De genoten afkoopsom van een oud-regime lijfrente vormt bijdrage-inkomen voor de Zorgverzekeringswet. Dat beslist het Hof Amsterdam.

De zaak (6 november 2014, ECLI:NL:GHAMS:2014:5141) verloopt als volgt. Een man sluit op 28 januari 1989 een kapitaalverzekering met lijfrenteclausule af bij een verzekeraar. Deze oud-regime lijfrente valt op 1 november 2008 vrij en de man vraagt de afkoopsom van € 14.098 op. Hij neemt de afkoopsom op in zijn aangifte inkomstenbelasting 2009.

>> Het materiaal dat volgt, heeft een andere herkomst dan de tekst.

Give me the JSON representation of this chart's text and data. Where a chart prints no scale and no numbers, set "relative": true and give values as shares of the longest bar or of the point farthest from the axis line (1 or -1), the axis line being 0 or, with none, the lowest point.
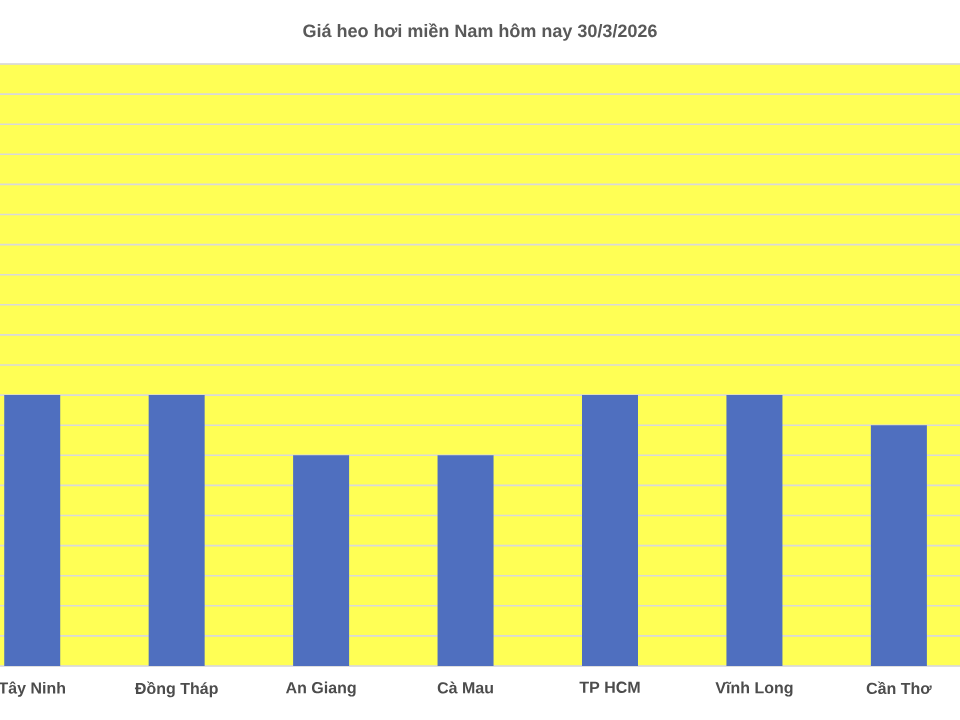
{
  "chart_data": {
    "type": "bar",
    "title": "Giá heo hơi miền Nam hôm nay 30/3/2026",
    "categories": [
      "Tây Ninh",
      "Đồng Tháp",
      "An Giang",
      "Cà Mau",
      "TP HCM",
      "Vĩnh Long",
      "Cần Thơ"
    ],
    "values": [
      1,
      1,
      0.778,
      0.778,
      1,
      1,
      0.889
    ],
    "color": "#4f6fbf",
    "relative": true,
    "grid": "y"
  }
}
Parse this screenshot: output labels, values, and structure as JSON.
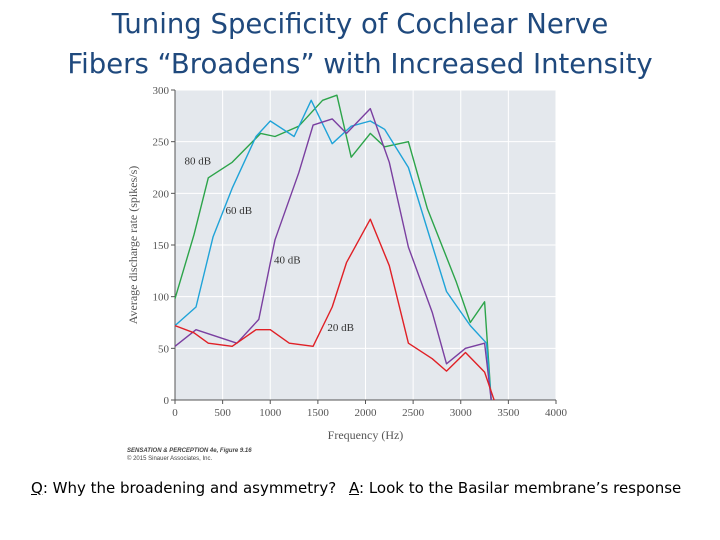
{
  "slide": {
    "title_line1": "Tuning Specificity of Cochlear Nerve",
    "title_line2": "Fibers “Broadens” with Increased Intensity",
    "question_prefix": "Q",
    "question_text": ": Why the broadening and asymmetry?",
    "answer_prefix": "A",
    "answer_text": ": Look to the Basilar membrane’s response",
    "caption_line1": "SENSATION & PERCEPTION 4e, Figure 9.16",
    "caption_line2": "© 2015 Sinauer Associates, Inc."
  },
  "chart_data": {
    "type": "line",
    "title": "",
    "xlabel": "Frequency (Hz)",
    "ylabel": "Average discharge rate (spikes/s)",
    "xlim": [
      0,
      4000
    ],
    "ylim": [
      0,
      300
    ],
    "xticks": [
      0,
      500,
      1000,
      1500,
      2000,
      2500,
      3000,
      3500,
      4000
    ],
    "yticks": [
      0,
      50,
      100,
      150,
      200,
      250,
      300
    ],
    "grid": true,
    "background": "#e4e8ed",
    "series": [
      {
        "name": "80 dB",
        "color": "#2ca44a",
        "label_at": [
          100,
          228
        ],
        "points": [
          [
            0,
            98
          ],
          [
            200,
            160
          ],
          [
            350,
            215
          ],
          [
            600,
            230
          ],
          [
            900,
            258
          ],
          [
            1050,
            255
          ],
          [
            1300,
            265
          ],
          [
            1550,
            290
          ],
          [
            1700,
            295
          ],
          [
            1850,
            235
          ],
          [
            2050,
            258
          ],
          [
            2200,
            245
          ],
          [
            2450,
            250
          ],
          [
            2650,
            185
          ],
          [
            2950,
            115
          ],
          [
            3100,
            75
          ],
          [
            3250,
            95
          ],
          [
            3320,
            0
          ]
        ]
      },
      {
        "name": "60 dB",
        "color": "#1fa3d8",
        "label_at": [
          530,
          180
        ],
        "points": [
          [
            0,
            72
          ],
          [
            220,
            90
          ],
          [
            400,
            158
          ],
          [
            600,
            205
          ],
          [
            850,
            255
          ],
          [
            1000,
            270
          ],
          [
            1250,
            255
          ],
          [
            1430,
            290
          ],
          [
            1650,
            248
          ],
          [
            1850,
            265
          ],
          [
            2050,
            270
          ],
          [
            2200,
            262
          ],
          [
            2450,
            225
          ],
          [
            2650,
            165
          ],
          [
            2850,
            105
          ],
          [
            3100,
            72
          ],
          [
            3270,
            55
          ],
          [
            3320,
            0
          ]
        ]
      },
      {
        "name": "40 dB",
        "color": "#7a3fa0",
        "label_at": [
          1040,
          132
        ],
        "points": [
          [
            0,
            52
          ],
          [
            220,
            68
          ],
          [
            650,
            55
          ],
          [
            880,
            78
          ],
          [
            1050,
            155
          ],
          [
            1300,
            220
          ],
          [
            1450,
            266
          ],
          [
            1650,
            272
          ],
          [
            1800,
            258
          ],
          [
            2050,
            282
          ],
          [
            2250,
            230
          ],
          [
            2450,
            148
          ],
          [
            2700,
            85
          ],
          [
            2850,
            35
          ],
          [
            3050,
            50
          ],
          [
            3250,
            55
          ],
          [
            3320,
            0
          ]
        ]
      },
      {
        "name": "20 dB",
        "color": "#e02026",
        "label_at": [
          1600,
          67
        ],
        "points": [
          [
            0,
            72
          ],
          [
            200,
            65
          ],
          [
            350,
            55
          ],
          [
            600,
            52
          ],
          [
            850,
            68
          ],
          [
            1000,
            68
          ],
          [
            1200,
            55
          ],
          [
            1450,
            52
          ],
          [
            1650,
            90
          ],
          [
            1800,
            133
          ],
          [
            2050,
            175
          ],
          [
            2250,
            130
          ],
          [
            2450,
            55
          ],
          [
            2700,
            40
          ],
          [
            2850,
            28
          ],
          [
            3050,
            46
          ],
          [
            3250,
            27
          ],
          [
            3350,
            0
          ]
        ]
      }
    ]
  }
}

De inspecteur legt een aanslag Zorgverzekeringswet op waarin de afkoopsom is meegenomen. De man is het daar niet mee eens en stapt naar de rechter. Zowel de rechtbank als het hof stelt de inspecteur in het gelijk. Artikel I, onderdeel O, eerste en vierde lid Invoeringswet Wet IB 2001 bestempelt de afkoopsom als een periodieke uitkering. Op grond van artikel 43, tweede lid onderdeel d Zorgverzekeringswet behoren periodieke uitkeringen in de zin van de Wet IB 2001 tot het bijdrage-inkomen.

Belang voor de praktijk

De kern van de huidige Zorgverzekeringswet is dat vrijwel iedereen een zorgverzekering moet afsluiten bij een zorgverzekeraar. Alleen militairen en gemoedsbezwaarden zijn uitgezonderd. Naast een nominale premie moet iedere verzekeringsplichtige een inkomensafhankelijke bijdrage betalen.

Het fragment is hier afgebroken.